For me, in a sense (in a very exaggerated sense), they aren't life-changing so much as they are life. I am a constantly depressed guy, and academic philosophy only strengthened that depression by illustrating in a logical way how pointless life is and how transcendence and transcendental meaning don't really exist.

Psychedelia is a way for me to escape that monotony for an extended period of time. When I drop acid or eat mushrooms, even if the experience is terrifying, it is always meaningful. I feel full of vigor and awe at the world. This escape is essential for me. Psychedelia is just one avenue of escape from monotony - love is another - but it is a major one, nonetheless.

I am not so depressed to have regular or even threatening ideations of suicide, but I am depressed enough that life becomes a chore, quite frequently. Much of my day is spent working to ensure further psychedelic experience (whether that be working, studying, etc) is sustainable in the long term, and my mind often wonders back to those times when life was meaningful again.
 
Life-changing or not, psychedelics are very important for some of us.

For me, in a sense (in a very exaggerated sense), they aren't life-changing so much as they are life. ....

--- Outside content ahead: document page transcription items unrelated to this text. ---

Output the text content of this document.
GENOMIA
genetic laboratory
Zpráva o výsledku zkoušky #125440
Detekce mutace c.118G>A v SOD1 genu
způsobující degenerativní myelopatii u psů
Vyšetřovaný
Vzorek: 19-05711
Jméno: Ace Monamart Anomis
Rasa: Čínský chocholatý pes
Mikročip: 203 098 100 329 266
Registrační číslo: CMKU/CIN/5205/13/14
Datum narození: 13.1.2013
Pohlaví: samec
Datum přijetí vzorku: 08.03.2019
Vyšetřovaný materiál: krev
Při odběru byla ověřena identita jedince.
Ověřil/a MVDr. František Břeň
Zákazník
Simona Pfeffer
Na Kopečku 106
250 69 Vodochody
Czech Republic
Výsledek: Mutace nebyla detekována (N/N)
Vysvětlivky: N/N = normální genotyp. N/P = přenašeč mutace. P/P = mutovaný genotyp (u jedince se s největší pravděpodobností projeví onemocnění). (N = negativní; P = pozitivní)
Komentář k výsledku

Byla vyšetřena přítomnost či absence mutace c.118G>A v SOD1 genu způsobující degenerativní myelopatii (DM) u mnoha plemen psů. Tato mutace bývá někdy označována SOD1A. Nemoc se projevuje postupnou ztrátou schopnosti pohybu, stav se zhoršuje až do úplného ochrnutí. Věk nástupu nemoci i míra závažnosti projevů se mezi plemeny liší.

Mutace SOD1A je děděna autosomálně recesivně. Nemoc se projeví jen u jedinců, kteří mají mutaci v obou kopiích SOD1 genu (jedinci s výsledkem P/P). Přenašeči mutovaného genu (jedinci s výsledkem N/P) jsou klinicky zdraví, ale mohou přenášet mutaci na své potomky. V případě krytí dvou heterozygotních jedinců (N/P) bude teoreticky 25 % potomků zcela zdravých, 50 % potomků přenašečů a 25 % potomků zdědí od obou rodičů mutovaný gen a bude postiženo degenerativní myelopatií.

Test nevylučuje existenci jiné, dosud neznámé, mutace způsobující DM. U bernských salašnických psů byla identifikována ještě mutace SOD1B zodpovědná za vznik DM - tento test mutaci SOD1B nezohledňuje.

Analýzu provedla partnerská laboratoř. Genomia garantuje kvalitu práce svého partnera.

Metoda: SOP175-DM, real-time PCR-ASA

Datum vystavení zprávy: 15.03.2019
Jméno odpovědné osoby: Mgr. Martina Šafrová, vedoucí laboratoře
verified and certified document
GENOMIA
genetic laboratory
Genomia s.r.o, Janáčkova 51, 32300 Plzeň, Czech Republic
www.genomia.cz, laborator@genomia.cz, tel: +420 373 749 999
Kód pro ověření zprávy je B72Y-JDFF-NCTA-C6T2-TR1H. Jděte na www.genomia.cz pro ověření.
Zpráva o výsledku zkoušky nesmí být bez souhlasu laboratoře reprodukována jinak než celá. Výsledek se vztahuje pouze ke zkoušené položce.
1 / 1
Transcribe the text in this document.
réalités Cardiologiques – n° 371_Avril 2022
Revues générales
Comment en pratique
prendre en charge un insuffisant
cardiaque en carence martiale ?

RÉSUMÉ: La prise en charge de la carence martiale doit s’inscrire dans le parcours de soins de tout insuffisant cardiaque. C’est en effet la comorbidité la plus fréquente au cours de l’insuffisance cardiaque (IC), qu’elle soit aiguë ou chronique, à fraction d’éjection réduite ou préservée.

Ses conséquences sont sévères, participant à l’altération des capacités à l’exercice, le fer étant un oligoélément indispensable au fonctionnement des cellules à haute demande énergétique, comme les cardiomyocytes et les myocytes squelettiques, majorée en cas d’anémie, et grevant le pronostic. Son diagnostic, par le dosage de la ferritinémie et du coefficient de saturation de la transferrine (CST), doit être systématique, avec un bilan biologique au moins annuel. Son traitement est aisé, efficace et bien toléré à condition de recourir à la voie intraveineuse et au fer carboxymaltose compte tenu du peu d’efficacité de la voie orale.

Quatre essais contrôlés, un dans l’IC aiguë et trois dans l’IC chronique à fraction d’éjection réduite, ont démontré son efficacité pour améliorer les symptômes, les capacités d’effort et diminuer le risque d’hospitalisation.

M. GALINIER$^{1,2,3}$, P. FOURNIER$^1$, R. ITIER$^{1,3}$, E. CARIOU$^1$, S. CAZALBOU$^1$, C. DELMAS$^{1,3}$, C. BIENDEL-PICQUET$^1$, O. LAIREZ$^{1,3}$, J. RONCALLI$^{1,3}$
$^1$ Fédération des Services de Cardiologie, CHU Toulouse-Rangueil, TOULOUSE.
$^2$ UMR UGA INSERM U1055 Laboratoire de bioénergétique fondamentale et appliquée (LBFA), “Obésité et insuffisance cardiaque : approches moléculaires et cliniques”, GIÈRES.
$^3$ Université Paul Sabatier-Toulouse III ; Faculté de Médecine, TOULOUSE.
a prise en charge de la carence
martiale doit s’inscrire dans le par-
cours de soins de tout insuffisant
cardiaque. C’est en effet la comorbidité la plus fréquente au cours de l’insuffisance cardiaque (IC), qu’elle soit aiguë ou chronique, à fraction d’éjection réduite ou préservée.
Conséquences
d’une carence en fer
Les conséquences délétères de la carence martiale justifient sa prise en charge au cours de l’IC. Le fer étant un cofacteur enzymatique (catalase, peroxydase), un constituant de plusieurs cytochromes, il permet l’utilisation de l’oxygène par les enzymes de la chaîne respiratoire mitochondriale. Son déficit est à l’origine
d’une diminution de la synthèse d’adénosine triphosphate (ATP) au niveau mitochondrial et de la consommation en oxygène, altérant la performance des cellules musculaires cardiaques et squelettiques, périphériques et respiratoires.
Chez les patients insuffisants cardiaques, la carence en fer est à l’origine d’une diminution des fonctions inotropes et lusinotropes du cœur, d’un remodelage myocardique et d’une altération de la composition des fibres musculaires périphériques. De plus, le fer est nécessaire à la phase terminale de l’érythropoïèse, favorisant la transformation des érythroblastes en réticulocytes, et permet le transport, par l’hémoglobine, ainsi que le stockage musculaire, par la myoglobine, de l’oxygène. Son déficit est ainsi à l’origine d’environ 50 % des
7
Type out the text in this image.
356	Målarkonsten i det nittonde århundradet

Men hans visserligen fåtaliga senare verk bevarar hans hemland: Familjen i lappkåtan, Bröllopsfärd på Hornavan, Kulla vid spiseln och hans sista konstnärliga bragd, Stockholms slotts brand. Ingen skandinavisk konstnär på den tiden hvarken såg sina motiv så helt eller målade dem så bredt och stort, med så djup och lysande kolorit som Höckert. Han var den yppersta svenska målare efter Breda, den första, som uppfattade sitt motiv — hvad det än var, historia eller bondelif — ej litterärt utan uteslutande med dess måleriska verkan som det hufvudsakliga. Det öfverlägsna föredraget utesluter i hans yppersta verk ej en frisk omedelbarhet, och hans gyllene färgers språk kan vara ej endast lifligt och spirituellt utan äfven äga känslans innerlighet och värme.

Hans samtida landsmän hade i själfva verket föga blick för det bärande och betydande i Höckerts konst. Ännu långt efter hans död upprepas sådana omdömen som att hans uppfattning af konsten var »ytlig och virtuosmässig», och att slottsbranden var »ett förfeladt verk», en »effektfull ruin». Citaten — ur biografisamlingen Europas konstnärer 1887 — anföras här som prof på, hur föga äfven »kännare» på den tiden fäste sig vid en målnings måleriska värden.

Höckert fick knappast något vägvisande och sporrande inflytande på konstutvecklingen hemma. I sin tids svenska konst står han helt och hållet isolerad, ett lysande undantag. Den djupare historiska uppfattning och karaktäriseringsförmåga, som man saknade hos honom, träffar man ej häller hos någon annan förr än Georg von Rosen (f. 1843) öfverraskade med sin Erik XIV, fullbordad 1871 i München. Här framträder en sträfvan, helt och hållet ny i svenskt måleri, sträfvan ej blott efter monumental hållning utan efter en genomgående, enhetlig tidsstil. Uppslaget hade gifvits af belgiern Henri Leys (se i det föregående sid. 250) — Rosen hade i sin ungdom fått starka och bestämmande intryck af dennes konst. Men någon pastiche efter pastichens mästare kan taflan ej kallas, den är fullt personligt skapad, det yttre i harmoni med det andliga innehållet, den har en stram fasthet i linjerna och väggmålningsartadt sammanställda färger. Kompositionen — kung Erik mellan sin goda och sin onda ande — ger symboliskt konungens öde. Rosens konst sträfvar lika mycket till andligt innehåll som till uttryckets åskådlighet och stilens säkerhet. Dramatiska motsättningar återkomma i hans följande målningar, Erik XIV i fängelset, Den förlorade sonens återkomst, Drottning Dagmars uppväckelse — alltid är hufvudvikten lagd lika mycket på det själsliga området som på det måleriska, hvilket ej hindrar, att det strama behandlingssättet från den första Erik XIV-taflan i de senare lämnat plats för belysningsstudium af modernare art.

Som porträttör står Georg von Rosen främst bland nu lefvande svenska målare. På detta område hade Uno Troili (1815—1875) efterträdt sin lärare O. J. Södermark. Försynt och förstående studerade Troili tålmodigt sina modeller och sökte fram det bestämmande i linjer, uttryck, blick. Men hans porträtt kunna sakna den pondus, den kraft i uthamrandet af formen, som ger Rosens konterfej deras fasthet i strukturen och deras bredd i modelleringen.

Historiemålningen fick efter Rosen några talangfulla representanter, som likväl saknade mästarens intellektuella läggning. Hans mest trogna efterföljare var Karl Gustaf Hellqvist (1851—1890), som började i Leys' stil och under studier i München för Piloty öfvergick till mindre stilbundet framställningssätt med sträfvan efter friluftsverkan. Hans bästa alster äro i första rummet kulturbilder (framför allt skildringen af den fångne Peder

Psychedelia is a way for me to escape that monotony for an extended period of time. When I drop acid or eat mushrooms, even if the experience is terrifying, it is always meaningful. I feel full of vigor and awe at the world. This escape is essential for me. Psychedelia is just one avenue of escape from monotony - love is another - but it is a major one, nonetheless.

Wow... you made a chill go up my spine! What great, awesome words. Exactly how I feel, except the depressed, meaningless parts. Anyway I may be in love <3 =D Let me make you happy and then we'll talk meaning. :D Not being sarcastic, that was a great award-worthy post, thanks.
 
Hey, I have no hard feelings and am always up for talking to fellow (I may be a bit presumptuous for calling us this) psychonauts about psychedelia, meaning, and life in general ;)
 
this is not going to be a popular response, but as someone who started experimenting with LSD when I was 17 and ended up having several kind of rough years that were more psychologically uncomfortable than they needed to, I would really advise anyone to wait until they're at least in their early 20's to start touching the heavy mind drugs. I'm not saying the OP is immature, but it's basic science that the brain continues to develop extensively into one's early 20's, and as someone about to enter their 30's, I have seen more harm than good come from people jumping into the phenyltryptamine pool earlier than later.

Just my two cents. I know this forum is full of people a lot younger than I am who may feel differently, and that's their right.

edit: to put some perspective on my bias, my LSD experiences ended up in an eight or nine month streak of intense depersonalization that I wouldn't wish on anyone. I still have the HPPD, which I tolerate quite well, but if I had been stuck in DP/DR world much longer I don't know if I would have held on.